While studying at the military academy, Chávez generally avoided all discussion of politics with his family, especially whenever he stayed with them during holidays. He particularly disliked political discussion with his father, who was then a member of the COPEI political party—indeed, his father would eventually rise to the position of education director of Barinas during the COPEI administration of Luis Herrera Campins. However, Chávez did enjoy such talk during his regular visits to the Ruiz family household. For several months during 1974, Chávez maintained a personal diary; in it, he was careful in his usage of proper Spanish language. Chávez also expressed a leftist political orientation; writing of his dislike of U.S. foreign policy and Venezuela's perceived lack of a distinct national or cultural identity. As an example, he noted that both Venezuela's national sport (baseball) and Venezuela's popular music ultimately were American in origin.

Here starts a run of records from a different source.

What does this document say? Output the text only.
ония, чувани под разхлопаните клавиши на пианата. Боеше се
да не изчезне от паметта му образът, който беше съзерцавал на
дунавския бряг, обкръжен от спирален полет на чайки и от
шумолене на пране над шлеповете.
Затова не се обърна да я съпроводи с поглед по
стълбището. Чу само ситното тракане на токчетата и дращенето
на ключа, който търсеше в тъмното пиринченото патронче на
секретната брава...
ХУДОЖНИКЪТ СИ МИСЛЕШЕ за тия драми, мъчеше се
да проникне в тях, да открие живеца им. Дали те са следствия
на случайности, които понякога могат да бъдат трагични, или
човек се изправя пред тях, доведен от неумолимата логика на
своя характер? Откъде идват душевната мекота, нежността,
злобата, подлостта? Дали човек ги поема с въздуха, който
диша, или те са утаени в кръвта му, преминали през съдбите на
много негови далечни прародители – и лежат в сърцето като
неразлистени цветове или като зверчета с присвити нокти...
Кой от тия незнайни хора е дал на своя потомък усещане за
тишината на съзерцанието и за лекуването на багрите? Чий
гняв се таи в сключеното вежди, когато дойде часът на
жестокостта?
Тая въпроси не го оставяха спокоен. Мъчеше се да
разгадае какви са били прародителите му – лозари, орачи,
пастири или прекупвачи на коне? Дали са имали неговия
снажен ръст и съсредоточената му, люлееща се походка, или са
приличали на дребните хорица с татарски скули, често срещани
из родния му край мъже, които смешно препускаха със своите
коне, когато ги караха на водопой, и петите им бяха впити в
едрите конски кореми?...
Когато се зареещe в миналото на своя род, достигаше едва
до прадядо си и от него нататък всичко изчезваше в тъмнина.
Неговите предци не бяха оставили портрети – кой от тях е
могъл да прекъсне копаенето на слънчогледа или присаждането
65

As a so-called provinciano ("provincial person", that is, an implication of backwardness regarding the social graces of urban life), Chávez was prima facie regarded by his peers as both polite and shy. However, by the time he had graduated, Chávez had emceed a beauty contest as well as taken charge of his own obscure radio program. As a young man, Chávez had two girlfriends, who were considered by other students as unattractive. Chávez too was widely considered unattractive, and these girlfriends were more interested in two of Chávez's best friends, the Ruiz brothers, than in Chávez himself. Chávez also had his share of social upsets; for example, when a young woman whom he considered attractive refused to pay any attention to him, Chávez found a rotting donkey head on the side of the road and left it in front of her door. Later, Chávez found another girlfriend, Herma Marksman, who helped draft a capstone thesis required of him prior to graduation. Chávez would—after his marriage at age 23. to Nancy Colmenares— later commit adultery with Marksman. His relationship with Marksman lasted nine years.

Chávez graduated eighth in his class on 5 July 1975 as a sub-lieutenant with a degree in military arts and science. After receiving his sword of command personally from the hands of President Carlos Andrés Pérez during an annual parade, Chávez entered military service.